Please check the number of samples and matched files on the confirmation screen.
# IonTorrent
IonTorrent files needs to be unaligned BAM files with .bam
extension.
# Diagnostics
# Cancer Type
Next, you can add the diagnostic information including cancer type and the biomarker status.
- (Mandatory) Cancer Type (e.g. Breast Carcinoma)
- (Optional) Cancer Subtype (e.g. Breast Adenocarcinoma)
# Biomarkers
(Optional) TMB status: tumor mutation burden status (high | medium | low).The specified TMB status will be used in associating relevant clinical trials and drugs.
(Optional) PD-L1 status: PDL-1 expression status (positive | negative). The PD-L1 status will be used in associating relevant clinical trials and drugs.
(Optional) MSI status: Microsatellite instability status ( high | stable ). The specified MSI status is displayed in the report and used in associating relevant clinical trials and drugs.
(Optional) Other Biormarkers: (positive | negative) Status of clinically relevant biomarkers (e.g. HER2)
(Optional) Copy Number Variations: (amplification | deletion). If there are known CNVs, you can add them by using this parameter to show after analysis.
(Optional) Fusion Variants: If there are known fusion variants, you can add them by using this parameter to show after analysis.
# Small Variant Detection
The SEQ platform has standard analysis versions pre-setup for every kit defined in the system. Calling variants are performed differently in different analysis versions.

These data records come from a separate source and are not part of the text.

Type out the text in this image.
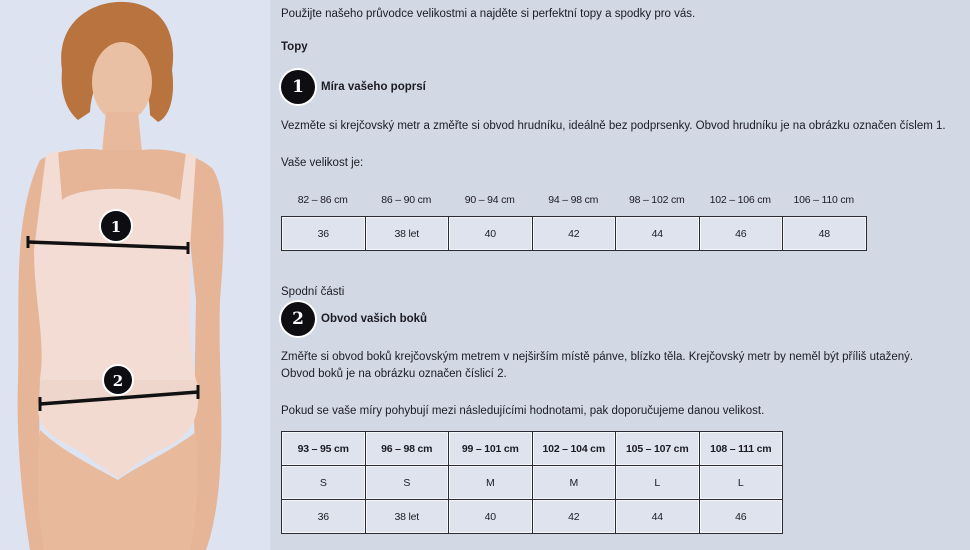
1
2
Použijte našeho průvodce velikostmi a najděte si perfektní topy a spodky pro vás.
Topy
1	Míra vašeho poprsí
Vezměte si krejčovský metr a změřte si obvod hrudníku, ideálně bez podprsenky. Obvod hrudníku je na obrázku označen číslem 1.
Vaše velikost je:
82 – 86 cm	86 – 90 cm	90 – 94 cm	94 – 98 cm	98 – 102 cm	102 – 106 cm	106 – 110 cm
36	38 let	40	42	44	46	48
Spodní části
2	Obvod vašich boků
Změřte si obvod boků krejčovským metrem v nejširším místě pánve, blízko těla. Krejčovský metr by neměl být příliš utažený.
Obvod boků je na obrázku označen číslicí 2.
Pokud se vaše míry pohybují mezi následujícími hodnotami, pak doporučujeme danou velikost.
93 – 95 cm	96 – 98 cm	99 – 101 cm	102 – 104 cm	105 – 107 cm	108 – 111 cm
S	S	M	M	L	L
36	38 let	40	42	44	46
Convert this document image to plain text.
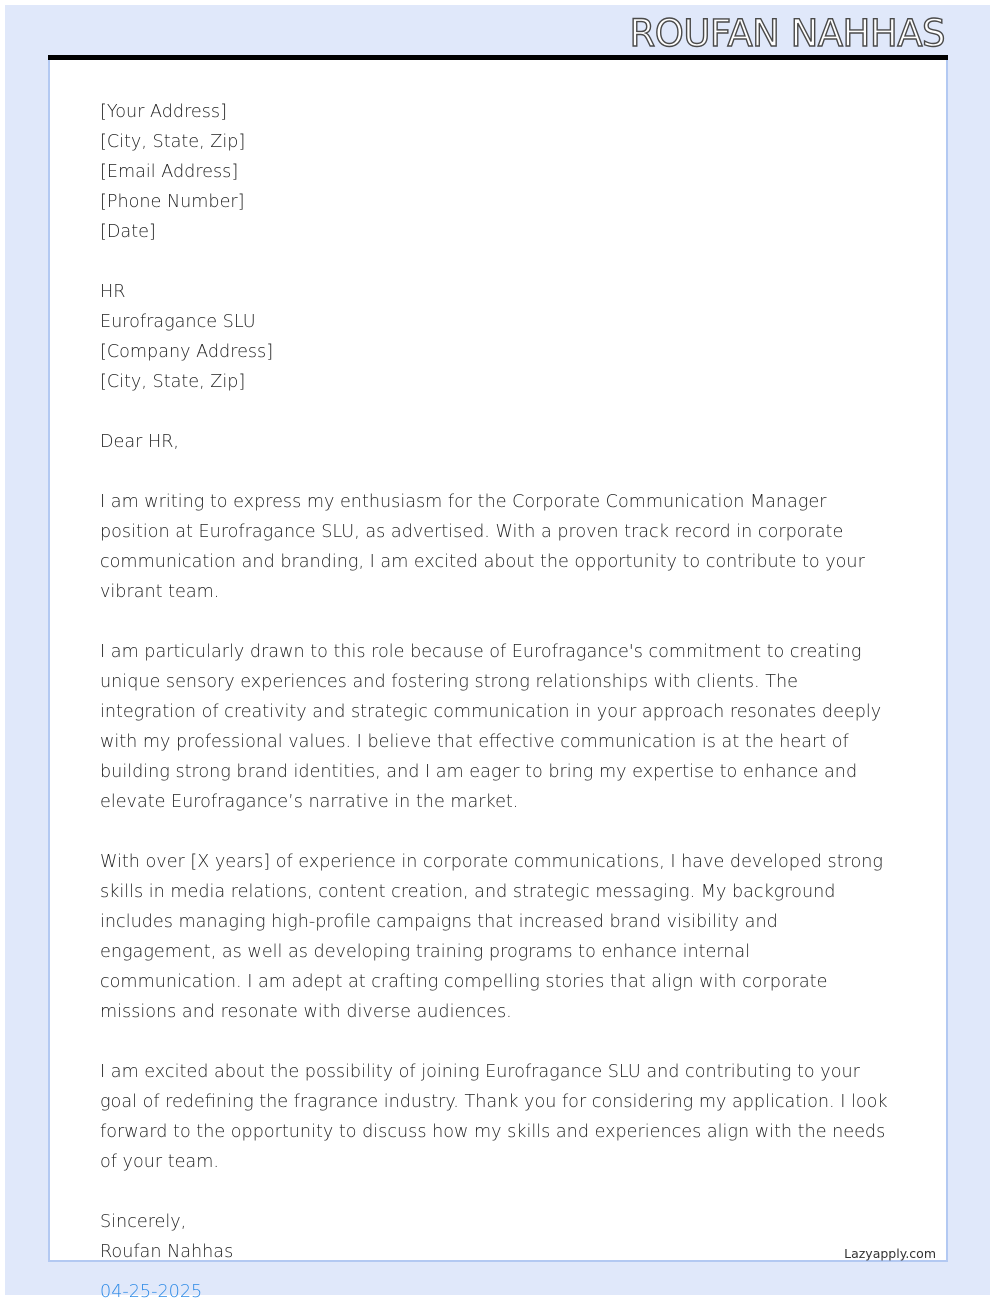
ROUFAN NAHHAS
[Your Address]
[City, State, Zip]
[Email Address]
[Phone Number]
[Date]
HR
Eurofragance SLU
[Company Address]
[City, State, Zip]
Dear HR,
I am writing to express my enthusiasm for the Corporate Communication Manager
position at Eurofragance SLU, as advertised. With a proven track record in corporate
communication and branding, I am excited about the opportunity to contribute to your
vibrant team.
I am particularly drawn to this role because of Eurofragance's commitment to creating
unique sensory experiences and fostering strong relationships with clients. The
integration of creativity and strategic communication in your approach resonates deeply
with my professional values. I believe that effective communication is at the heart of
building strong brand identities, and I am eager to bring my expertise to enhance and
elevate Eurofragance’s narrative in the market.
With over [X years] of experience in corporate communications, I have developed strong
skills in media relations, content creation, and strategic messaging. My background
includes managing high-profile campaigns that increased brand visibility and
engagement, as well as developing training programs to enhance internal
communication. I am adept at crafting compelling stories that align with corporate
missions and resonate with diverse audiences.
I am excited about the possibility of joining Eurofragance SLU and contributing to your
goal of redefining the fragrance industry. Thank you for considering my application. I look
forward to the opportunity to discuss how my skills and experiences align with the needs
of your team.
Sincerely,
Roufan Nahhas
04-25-2025
Lazyapply.com
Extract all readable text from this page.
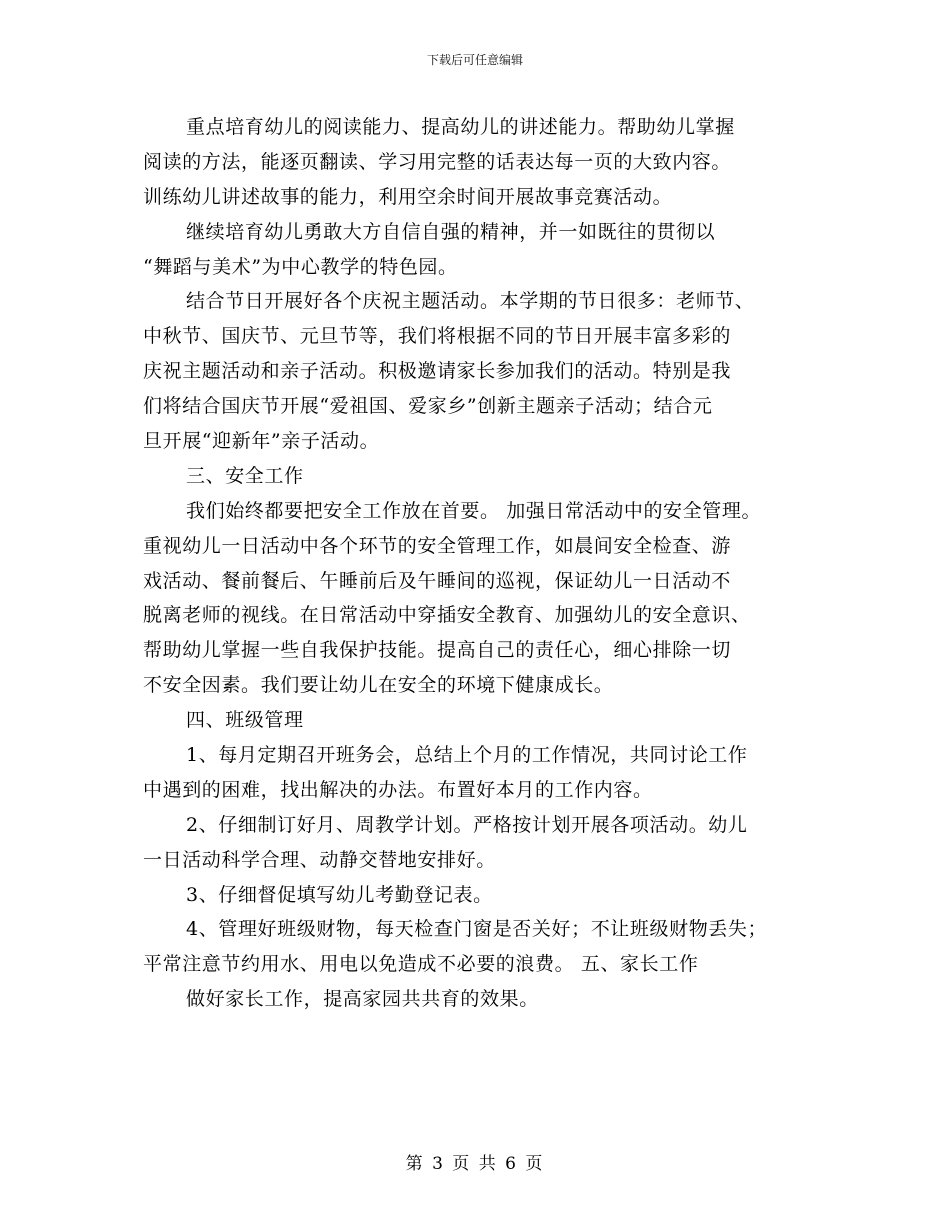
下载后可任意编辑
重点培育幼儿的阅读能力、提高幼儿的讲述能力。帮助幼儿掌握
阅读的方法，能逐页翻读、学习用完整的话表达每一页的大致内容。
训练幼儿讲述故事的能力，利用空余时间开展故事竞赛活动。
继续培育幼儿勇敢大方自信自强的精神，并一如既往的贯彻以
“舞蹈与美术”为中心教学的特色园。
结合节日开展好各个庆祝主题活动。本学期的节日很多：老师节、
中秋节、国庆节、元旦节等，我们将根据不同的节日开展丰富多彩的
庆祝主题活动和亲子活动。积极邀请家长参加我们的活动。特别是我
们将结合国庆节开展“爱祖国、爱家乡”创新主题亲子活动；结合元
旦开展“迎新年”亲子活动。
三、安全工作
我们始终都要把安全工作放在首要。 加强日常活动中的安全管理。
重视幼儿一日活动中各个环节的安全管理工作，如晨间安全检查、游
戏活动、餐前餐后、午睡前后及午睡间的巡视，保证幼儿一日活动不
脱离老师的视线。在日常活动中穿插安全教育、加强幼儿的安全意识、
帮助幼儿掌握一些自我保护技能。提高自己的责任心，细心排除一切
不安全因素。我们要让幼儿在安全的环境下健康成长。
四、班级管理
1、每月定期召开班务会，总结上个月的工作情况，共同讨论工作
中遇到的困难，找出解决的办法。布置好本月的工作内容。
2、仔细制订好月、周教学计划。严格按计划开展各项活动。幼儿
一日活动科学合理、动静交替地安排好。
3、仔细督促填写幼儿考勤登记表。
4、管理好班级财物，每天检查门窗是否关好；不让班级财物丢失；
平常注意节约用水、用电以免造成不必要的浪费。 五、家长工作
做好家长工作，提高家园共共育的效果。
第 3 页 共 6 页
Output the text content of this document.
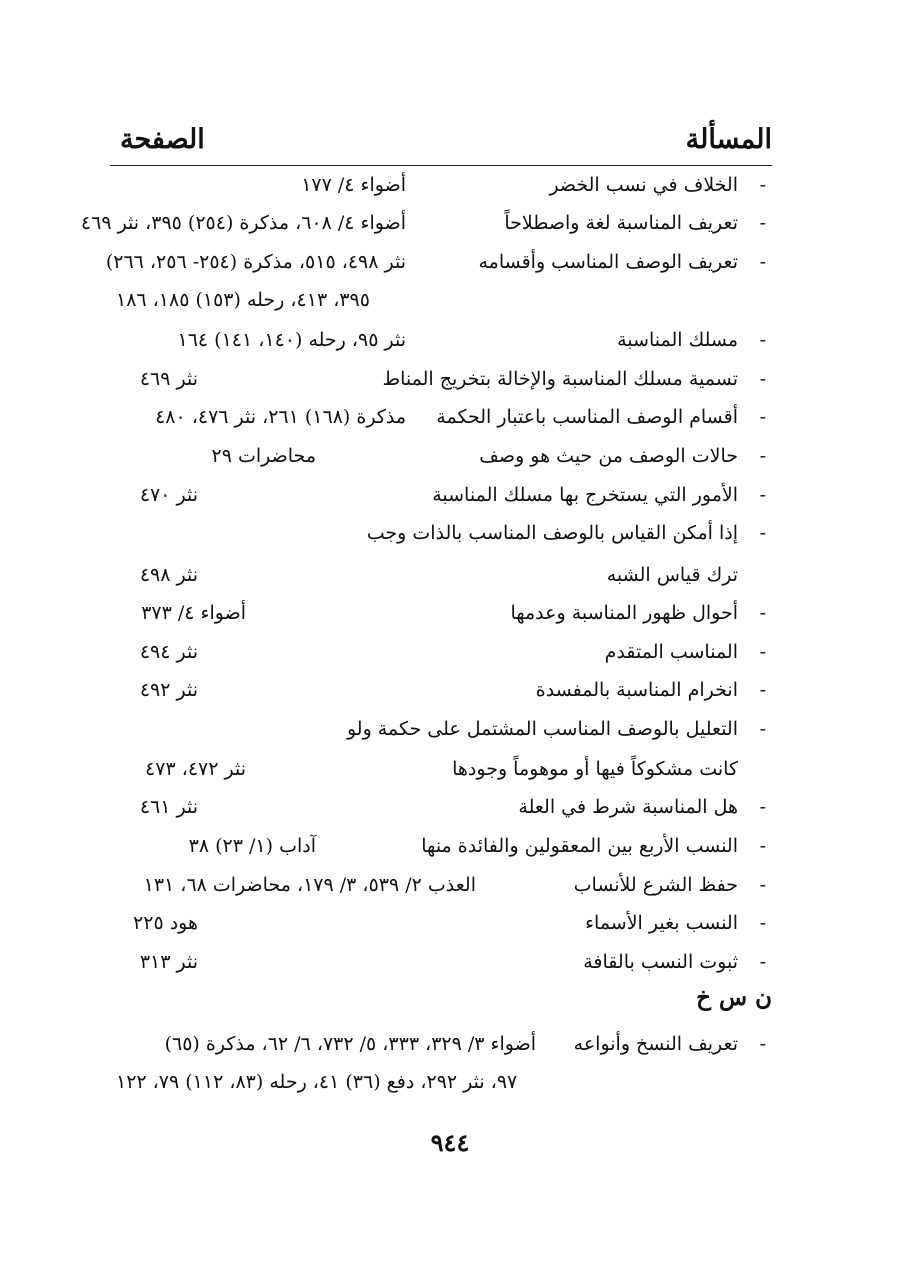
المسألة
الصفحة
-
الخلاف في نسب الخضر
أضواء ٤/ ١٧٧
-
تعريف المناسبة لغة واصطلاحاً
أضواء ٤/ ٦٠٨، مذكرة (٢٥٤) ٣٩٥، نثر ٤٦٩
-
تعريف الوصف المناسب وأقسامه
نثر ٤٩٨، ٥١٥، مذكرة (٢٥٤- ٢٥٦، ٢٦٦)
٣٩٥، ٤١٣، رحله (١٥٣) ١٨٥، ١٨٦
-
مسلك المناسبة
نثر ٩٥، رحله (١٤٠، ١٤١) ١٦٤
-
تسمية مسلك المناسبة والإخالة بتخريج المناط
نثر ٤٦٩
-
أقسام الوصف المناسب باعتبار الحكمة
مذكرة (١٦٨) ٢٦١، نثر ٤٧٦، ٤٨٠
-
حالات الوصف من حيث هو وصف
محاضرات ٢٩
-
الأمور التي يستخرج بها مسلك المناسبة
نثر ٤٧٠
-
إذا أمكن القياس بالوصف المناسب بالذات وجب
ترك قياس الشبه
نثر ٤٩٨
-
أحوال ظهور المناسبة وعدمها
أضواء ٤/ ٣٧٣
-
المناسب المتقدم
نثر ٤٩٤
-
انخرام المناسبة بالمفسدة
نثر ٤٩٢
-
التعليل بالوصف المناسب المشتمل على حكمة ولو
كانت مشكوكاً فيها أو موهوماً وجودها
نثر ٤٧٢، ٤٧٣
-
هل المناسبة شرط في العلة
نثر ٤٦١
-
النسب الأربع بين المعقولين والفائدة منها
آداب (١/ ٢٣) ٣٨
-
حفظ الشرع للأنساب
العذب ٢/ ٥٣٩، ٣/ ١٧٩، محاضرات ٦٨، ١٣١
-
النسب بغير الأسماء
هود ٢٢٥
-
ثبوت النسب بالقافة
نثر ٣١٣
ن س خ
-
تعريف النسخ وأنواعه
أضواء ٣/ ٣٢٩، ٣٣٣، ٥/ ٧٣٢، ٦/ ٦٢، مذكرة (٦٥)
٩٧، نثر ٢٩٢، دفع (٣٦) ٤١، رحله (٨٣، ١١٢) ٧٩، ١٢٢
٩٤٤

# Analysis versions for Tumor/Normal Matched Samples
Name | Explanation | Alignment/ variant calling | BAM processing | Primer Trimming | Available Genome Versions | Available Platforms |
---|---|---|---|---|---|---|
Sentieon BWA-TNhaplotyper2- somatic | Optimized for Exome Samples. | Sentieon BWA / TNhaplotyper2 | MarkDuplicate | N/A | hg38,hg19 | Illumina, MGI |
Sentieon BWA-TNScope- somatic | Optimized for capture-based somatic kits. | Sentieon BWA / TNScope | MarkDuplicate | N/A | hg38,hg19 | Illumina, MGI |
# Analysis versions for Tumor Only Samples
Name | Explanation | Alignment/ variant calling | BAM processing | Primer Trimming | Available Genome Versions | Available Platforms |
---|---|---|---|---|---|---|
BWA-Freebayes-PCR Dedup-Indel Realignment- somatic | Optimized for capture-based somatic kits. | BWA / Freebayes | PCR Dedup + Indel Realignment | N/A | hg38,hg19 | Illumina, MGI |
BWA-Freebayes-BamKeser-Indel Realignment-Long Indel Finder- somatic | Optimized for amplicon-based somatic kits. Performs an additional step for long indel alterations. | BWA / Freebayes | Indel Realignment | BamKeser | hg38,hg19 | Illumina, MGI |
BWA-Freebayes-BamKeser-Indel Realignment- somatic | Optimized for amplicon based somatic kits. | BWA / Freebayes | Indel Realignment | BamKeser | hg38,hg19 | Illumina, MGI |
Sentieon (ctDNA) BWA-TNscope- somatic | Optimized for ctDNA somatic kits.** | Sentieon BWA / TNScope | MarkDuplicate | N/A | hg38,hg19 | Illumina, MGI |
*BamKeser is our in-house designed and precisely working primer trimming tool.
**For ctDNA somatic kits, the UMI barcode sequence is also required. For assistance, please contact support.
After variant calling, the Genomize SEQ platform processes the resulting VCF file to form a Genomize standard VCF file, which can be downloaded through the platform. The Genomize standard VCF line will have gstd=1 in the info field. Standardization of the VCF file includes the following important steps:
- Minimal variant representation: Some callers produce redundant bases at the left-hand or right-hand side of either alternative or reference allele. This redundancy has to be removed to obtain the correct annotation of variants in the subsequent steps.
- Multi nucleotide polymorphism decomposition: MNPs are decomposed into all possible smaller versions of that variation. This is critical not to miss the annotation of a possible variant in the sample.